Les choses évoluent et une formation s’ouvre quelques années plus tard en Suisse romande. Laure Michel, toujours très intéressée par le concept, se lance dans l’aventure en 2015, pour pouvoir elle- même animer des ateliers. Mais comme prérequis, il est demandé aux participants de maîtriser deux niveaux de langue des signes.La Jurassienne, qui n’a aucune connaissance dans le domaine, commence donc des cours chez Pro Infirmis. Elle possède désormais cinq niveaux de langue des signes. « Ce n’est pas facile à apprendre, il y a des mimiques qu’on n’a pas instinctivement, on a souvent l’impression qu’on a l’air bête, mais j’ai adoré suivre ces cours, notre professeur était très motivant, et je trouve ce moyen de communiquer très beau », raconte la Jurassienne. Depuis, Laure Michel a eu l’occasion de dispenser son expérience au cours d’une douzaine d’ateliers, une soixantaine de participants se sont initiés au langage signé. Concrètement, un atelier se déroule sur six semaines d’affilée, une heure par semaine. «J’accueille six familles au maximum. L’enfant est en général accompagné de ses parents, parfois par un autre membre de la famille.» Lors d’une des six séances, une animatrice sourde se joint à Laure Michel pour faire part de son expérience et répondre à toutes les interrogations qui entourent la langue des signes. « C’est un échange très intéressant.»

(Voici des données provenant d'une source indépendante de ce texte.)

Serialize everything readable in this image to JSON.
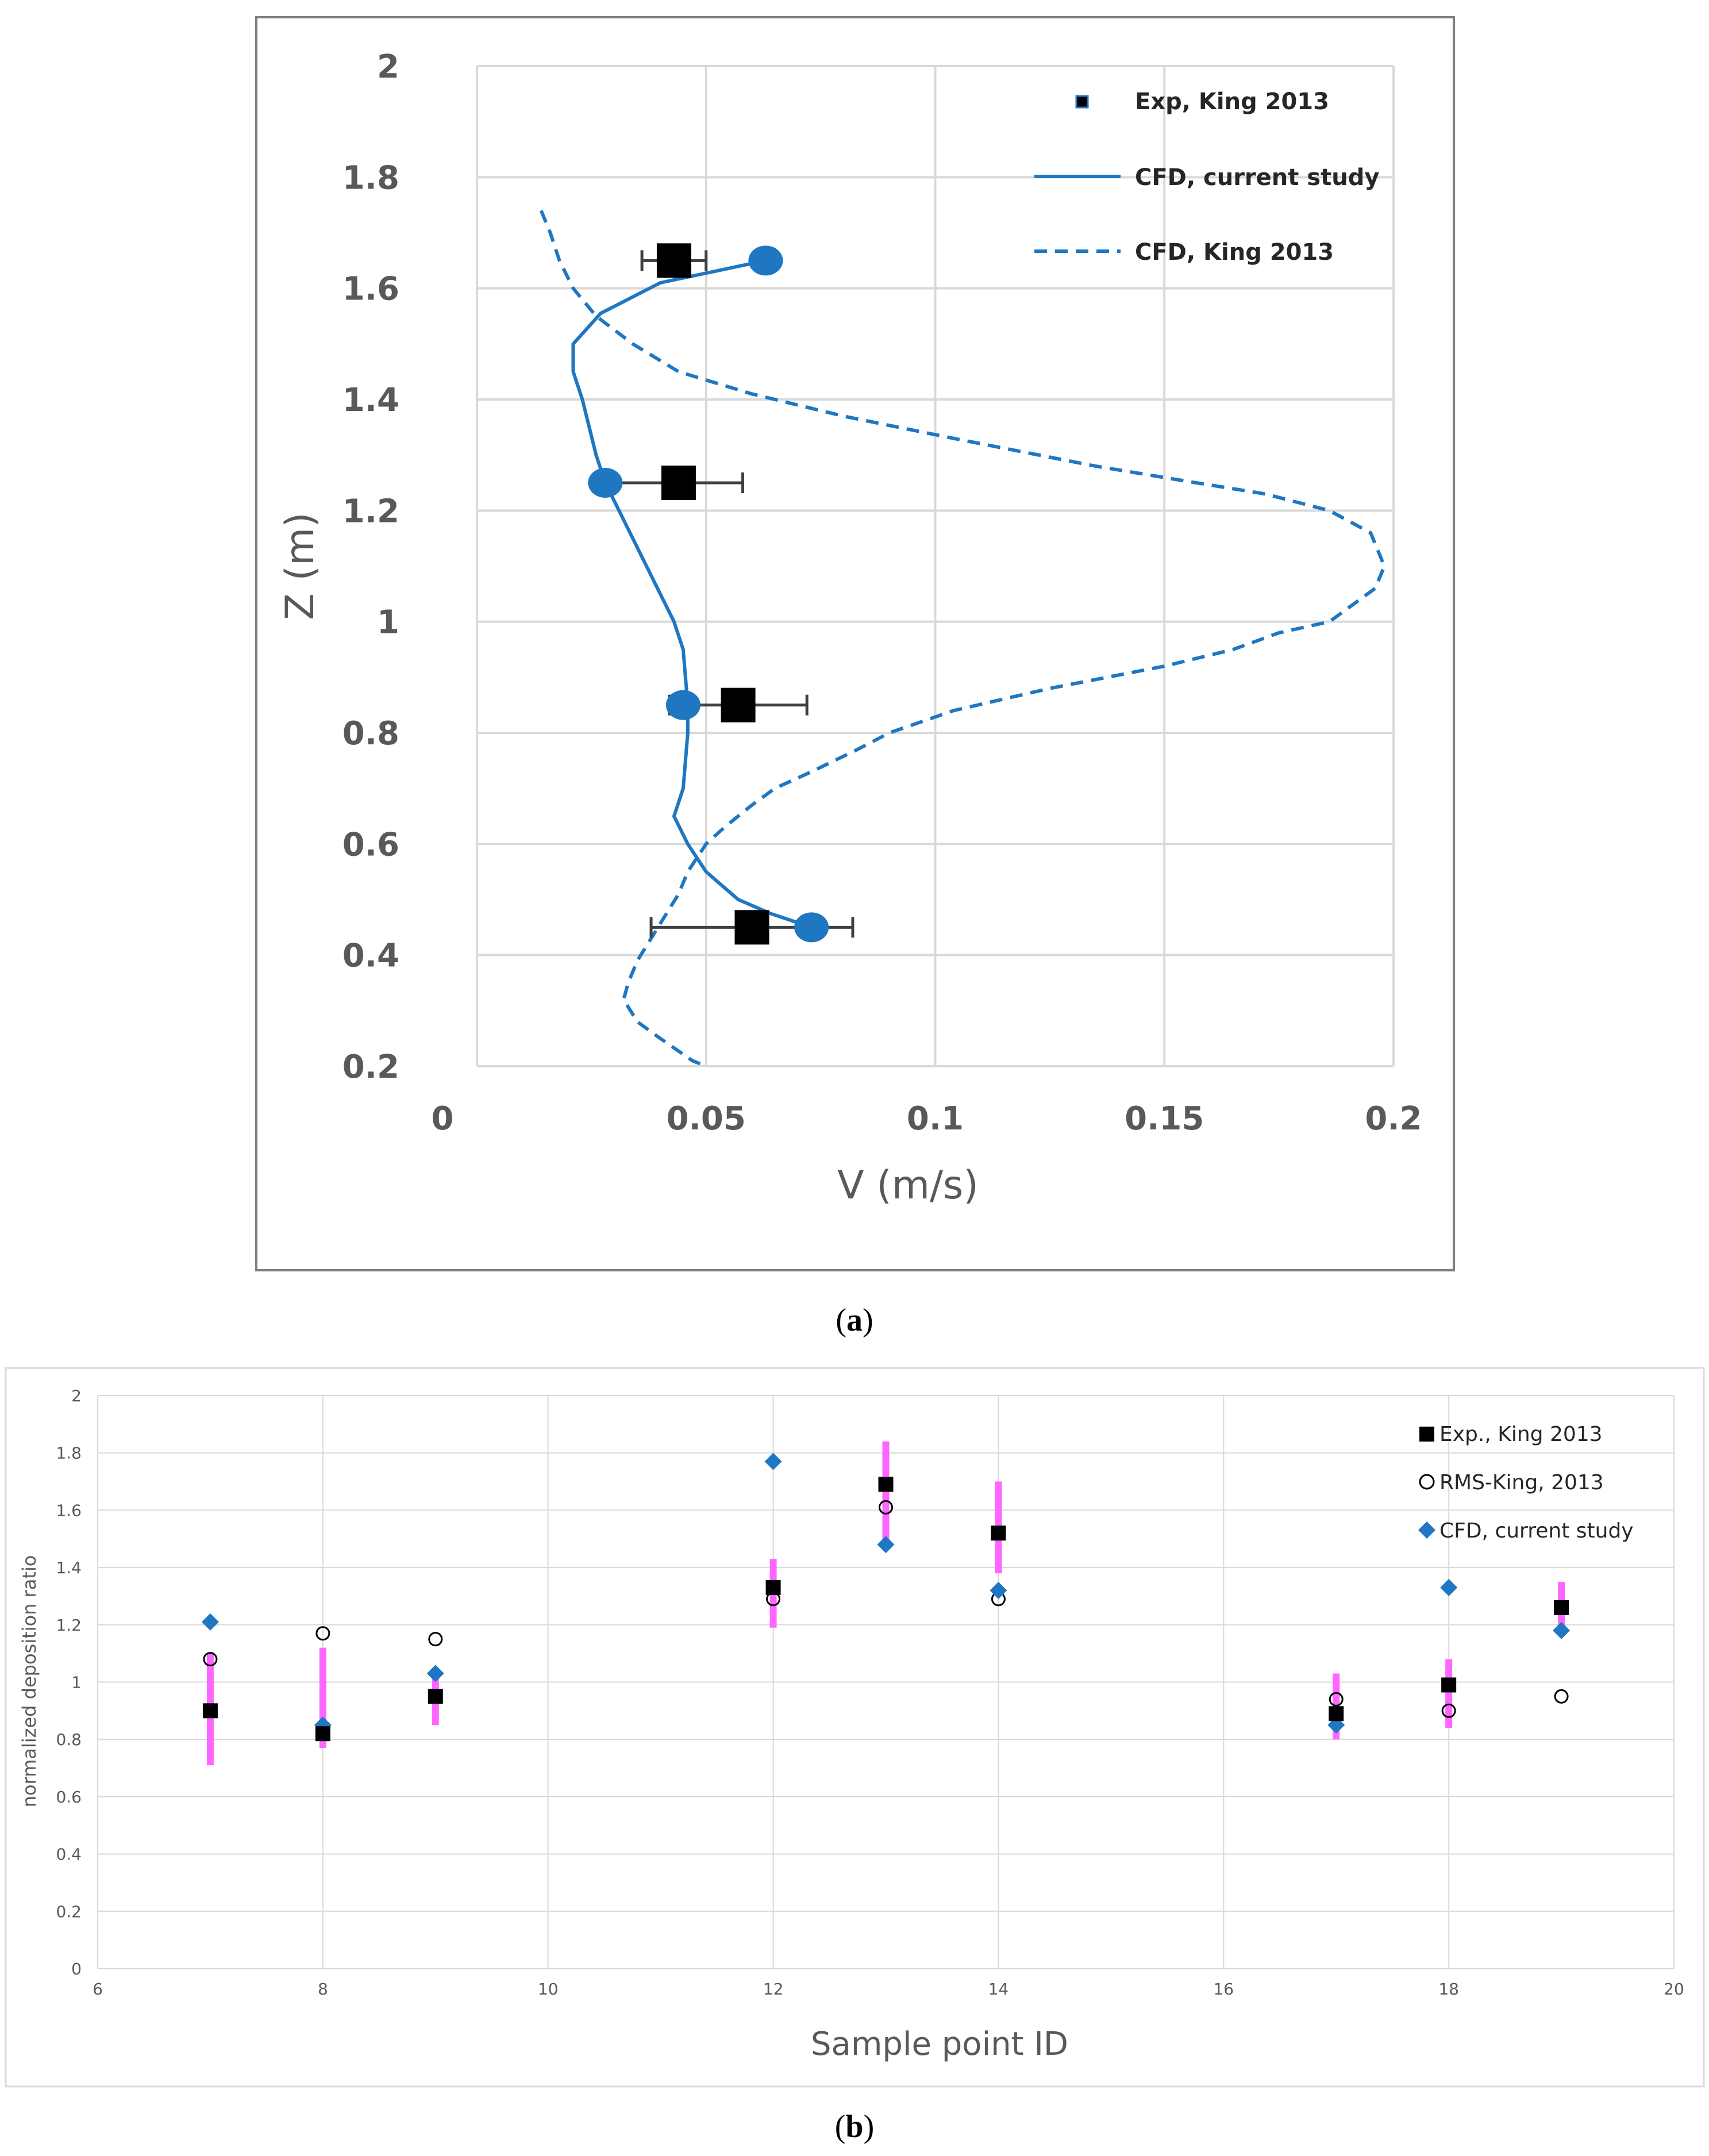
{
  "chart_data": [
    {
      "panel_label": "a",
      "type": "line",
      "title": "",
      "xlabel": "V (m/s)",
      "ylabel": "Z (m)",
      "xlim": [
        0,
        0.2
      ],
      "ylim": [
        0.2,
        2
      ],
      "xticks": [
        "0",
        "0.05",
        "0.1",
        "0.15",
        "0.2"
      ],
      "yticks": [
        "0.2",
        "0.4",
        "0.6",
        "0.8",
        "1",
        "1.2",
        "1.4",
        "1.6",
        "1.8",
        "2"
      ],
      "xtick_values": [
        0,
        0.05,
        0.1,
        0.15,
        0.2
      ],
      "ytick_values": [
        0.2,
        0.4,
        0.6,
        0.8,
        1.0,
        1.2,
        1.4,
        1.6,
        1.8,
        2.0
      ],
      "grid": true,
      "legend_position": "top-right",
      "series": [
        {
          "name": "Exp, King 2013",
          "kind": "points_with_xerror",
          "color": "#000000",
          "points": [
            {
              "x": 0.043,
              "y": 1.65,
              "err_low": 0.007,
              "err_high": 0.007
            },
            {
              "x": 0.044,
              "y": 1.25,
              "err_low": 0.014,
              "err_high": 0.014
            },
            {
              "x": 0.057,
              "y": 0.85,
              "err_low": 0.015,
              "err_high": 0.015
            },
            {
              "x": 0.06,
              "y": 0.45,
              "err_low": 0.022,
              "err_high": 0.022
            }
          ]
        },
        {
          "name": "CFD, current study",
          "kind": "solid_line",
          "color": "#1F77C2",
          "x": [
            0.063,
            0.04,
            0.027,
            0.021,
            0.021,
            0.023,
            0.026,
            0.028,
            0.034,
            0.04,
            0.043,
            0.045,
            0.046,
            0.046,
            0.045,
            0.043,
            0.046,
            0.05,
            0.057,
            0.064,
            0.073
          ],
          "y": [
            1.65,
            1.61,
            1.555,
            1.5,
            1.45,
            1.4,
            1.3,
            1.25,
            1.15,
            1.05,
            1.0,
            0.95,
            0.85,
            0.8,
            0.7,
            0.65,
            0.6,
            0.55,
            0.5,
            0.475,
            0.45
          ]
        },
        {
          "name": "CFD current study markers",
          "kind": "markers",
          "color": "#1F77C2",
          "x": [
            0.063,
            0.028,
            0.045,
            0.073
          ],
          "y": [
            1.65,
            1.25,
            0.85,
            0.45
          ]
        },
        {
          "name": "CFD, King 2013",
          "kind": "dashed_line",
          "color": "#1F77C2",
          "x": [
            0.014,
            0.016,
            0.018,
            0.021,
            0.026,
            0.034,
            0.044,
            0.06,
            0.08,
            0.104,
            0.135,
            0.157,
            0.172,
            0.186,
            0.195,
            0.198,
            0.196,
            0.186,
            0.175,
            0.165,
            0.15,
            0.125,
            0.104,
            0.09,
            0.083,
            0.073,
            0.065,
            0.06,
            0.054,
            0.05,
            0.046,
            0.044,
            0.041,
            0.038,
            0.035,
            0.033,
            0.032,
            0.035,
            0.04,
            0.047,
            0.05
          ],
          "y": [
            1.74,
            1.7,
            1.65,
            1.6,
            1.55,
            1.5,
            1.45,
            1.41,
            1.37,
            1.33,
            1.28,
            1.25,
            1.23,
            1.2,
            1.16,
            1.1,
            1.06,
            1.0,
            0.98,
            0.95,
            0.92,
            0.88,
            0.84,
            0.8,
            0.77,
            0.73,
            0.7,
            0.67,
            0.63,
            0.6,
            0.55,
            0.51,
            0.47,
            0.43,
            0.39,
            0.35,
            0.32,
            0.28,
            0.25,
            0.21,
            0.2
          ]
        }
      ],
      "legend": [
        {
          "label": "Exp, King 2013",
          "style": "square-marker"
        },
        {
          "label": "CFD, current study",
          "style": "solid"
        },
        {
          "label": "CFD, King 2013",
          "style": "dashed"
        }
      ]
    },
    {
      "panel_label": "b",
      "type": "scatter",
      "title": "",
      "xlabel": "Sample point ID",
      "ylabel": "normalized deposition ratio",
      "xlim": [
        6,
        20
      ],
      "ylim": [
        0,
        2
      ],
      "xticks": [
        "6",
        "8",
        "10",
        "12",
        "14",
        "16",
        "18",
        "20"
      ],
      "yticks": [
        "0",
        "0.2",
        "0.4",
        "0.6",
        "0.8",
        "1",
        "1.2",
        "1.4",
        "1.6",
        "1.8",
        "2"
      ],
      "xtick_values": [
        6,
        8,
        10,
        12,
        14,
        16,
        18,
        20
      ],
      "ytick_values": [
        0,
        0.2,
        0.4,
        0.6,
        0.8,
        1.0,
        1.2,
        1.4,
        1.6,
        1.8,
        2.0
      ],
      "grid": true,
      "legend_position": "top-right",
      "x": [
        7,
        8,
        9,
        12,
        13,
        14,
        17,
        18,
        19
      ],
      "series": [
        {
          "name": "Exp., King 2013",
          "marker": "filled-square",
          "color": "#000000",
          "values": [
            0.9,
            0.82,
            0.95,
            1.33,
            1.69,
            1.52,
            0.89,
            0.99,
            1.26
          ]
        },
        {
          "name": "RMS-King, 2013",
          "marker": "open-circle",
          "color": "#000000",
          "values": [
            1.08,
            1.17,
            1.15,
            1.29,
            1.61,
            1.29,
            0.94,
            0.9,
            0.95
          ]
        },
        {
          "name": "CFD, current study",
          "marker": "diamond",
          "color": "#1F77C2",
          "values": [
            1.21,
            0.85,
            1.03,
            1.77,
            1.48,
            1.32,
            0.85,
            1.33,
            1.18
          ]
        },
        {
          "name": "error bars",
          "kind": "vertical-range",
          "color": "#FF66FF",
          "low": [
            0.71,
            0.77,
            0.85,
            1.19,
            1.49,
            1.38,
            0.8,
            0.84,
            1.18
          ],
          "high": [
            1.1,
            1.12,
            1.05,
            1.43,
            1.84,
            1.7,
            1.03,
            1.08,
            1.35
          ]
        }
      ],
      "legend": [
        {
          "label": "Exp., King 2013",
          "style": "filled-square"
        },
        {
          "label": "RMS-King, 2013",
          "style": "open-circle"
        },
        {
          "label": "CFD, current study",
          "style": "diamond"
        }
      ]
    }
  ]
}
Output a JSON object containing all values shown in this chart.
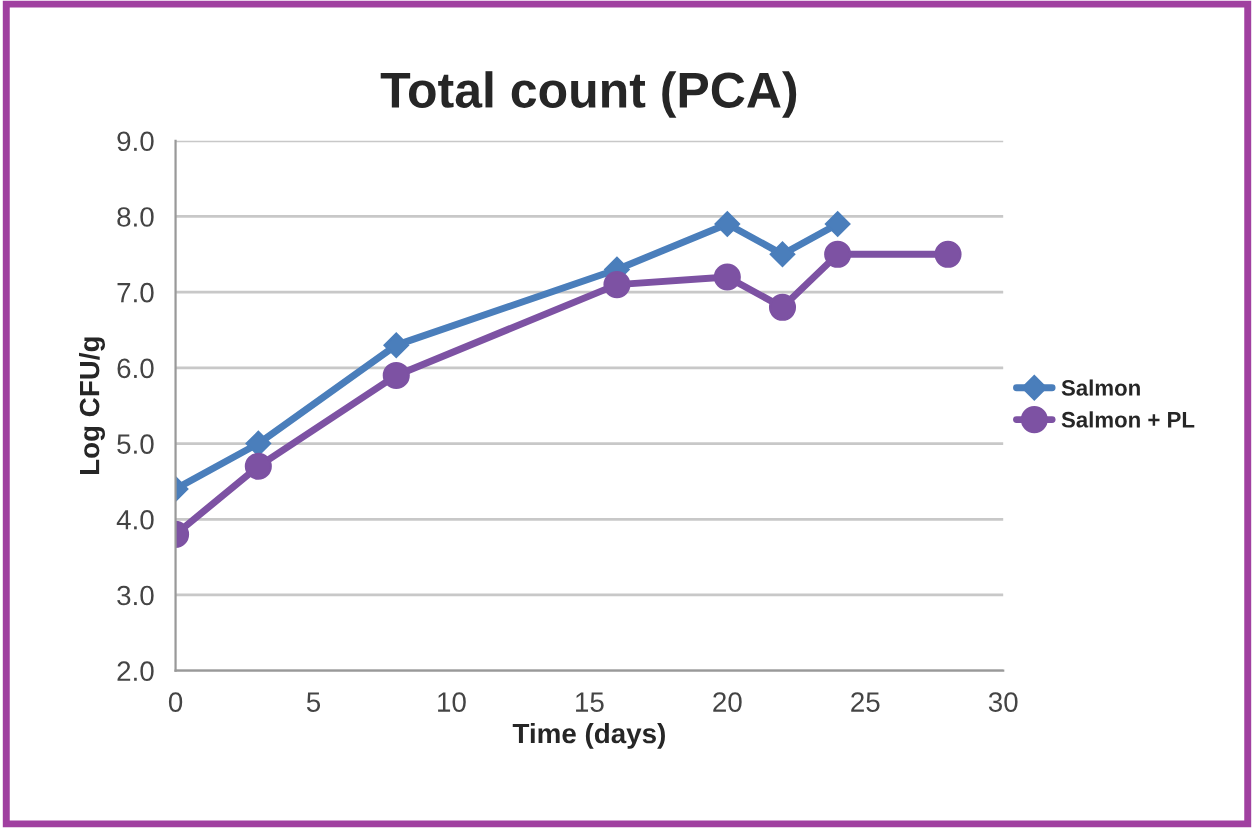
{
  "chart_data": {
    "type": "line",
    "title": "Total count (PCA)",
    "xlabel": "Time (days)",
    "ylabel": "Log CFU/g",
    "series": [
      {
        "name": "Salmon",
        "color": "#4a7ebb",
        "marker": "diamond",
        "x": [
          0,
          3,
          8,
          16,
          20,
          22,
          24
        ],
        "values": [
          4.4,
          5.0,
          6.3,
          7.3,
          7.9,
          7.5,
          7.9
        ]
      },
      {
        "name": "Salmon + PL",
        "color": "#7d52a3",
        "marker": "circle",
        "x": [
          0,
          3,
          8,
          16,
          20,
          22,
          24,
          28
        ],
        "values": [
          3.8,
          4.7,
          5.9,
          7.1,
          7.2,
          6.8,
          7.5,
          7.5
        ]
      }
    ],
    "xlim": [
      0,
      30
    ],
    "xticks": [
      0,
      5,
      10,
      15,
      20,
      25,
      30
    ],
    "ylim": [
      2,
      9
    ],
    "yticks": [
      {
        "value": 2,
        "label": "2.0"
      },
      {
        "value": 3,
        "label": "3.0"
      },
      {
        "value": 4,
        "label": "4.0"
      },
      {
        "value": 5,
        "label": "5.0"
      },
      {
        "value": 6,
        "label": "6.0"
      },
      {
        "value": 7,
        "label": "7.0"
      },
      {
        "value": 8,
        "label": "8.0"
      },
      {
        "value": 9,
        "label": "9.0"
      }
    ],
    "grid": "y",
    "legend": "right",
    "line_style": "solid"
  }
}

«Il y a toujours une chanson d’accueil et une chanson pour se dire au revoir. Chaque séance est axée autour d’un thème. » L’alimentation, la journée de bébé, les animaux ou encore les émotions sont notamment au programme. On ne va pas apprendre des centaines de signes, le but n’est pas de décourager les participants », s’amuse Laure Michel. «Et j’adapte le contenu aux besoins des parents. Un peu d’appréhension pointe au début des séances. Les adultes ont souvent peur de ne pas y arriver, de ne pas se souvenir des signes. Mais ceux-ci sont souvent assez logiques, et il y a aussi des moyens mnémotechniques que l’on peut mettre en place. Il ne faut pas non plus se mettre trop de pression, ne pas vouloir en utiliser trop tout de suite. Il est bien plus efficace de choisir ou un deux mots par jour, et de les signer toute la journée, à chaque fois qu’on le prononce », rassure la Jurassienne. « Les cours permettent d’avoir une base, il faudra ensuite la développer chaque jour.»

Les crèches s’y mettent

Il n’y a pas d’âge limite pour participer. «À partir de 10 mois, les enfants sont capables de reproduire les signes. Mais on peut très bien assister à un atelier avec un enfant plus jeune. Il n’y a pas d’âge maximum non plus, cela dépend plutôt de la demande des parents et de leurs envies.» Peu connue il y a quelques années, la communication signée pour les jeunes enfants se développe un peu partout. En crèche notamment, de plus en plus d’éducatrices se forment à cette manière de communiquer

 

Le langage appris aux enfants s’utilise au quotidien, comme le prouvent ces exemples: chat, chien et vache sur la première ligne; rouge, bleu, orange sur la deuxième; et maman, papa,grand-maman sur la troisième.

Des cartes éditées par la Fédération suisse des sourds aident à la compréhension de la communication signée.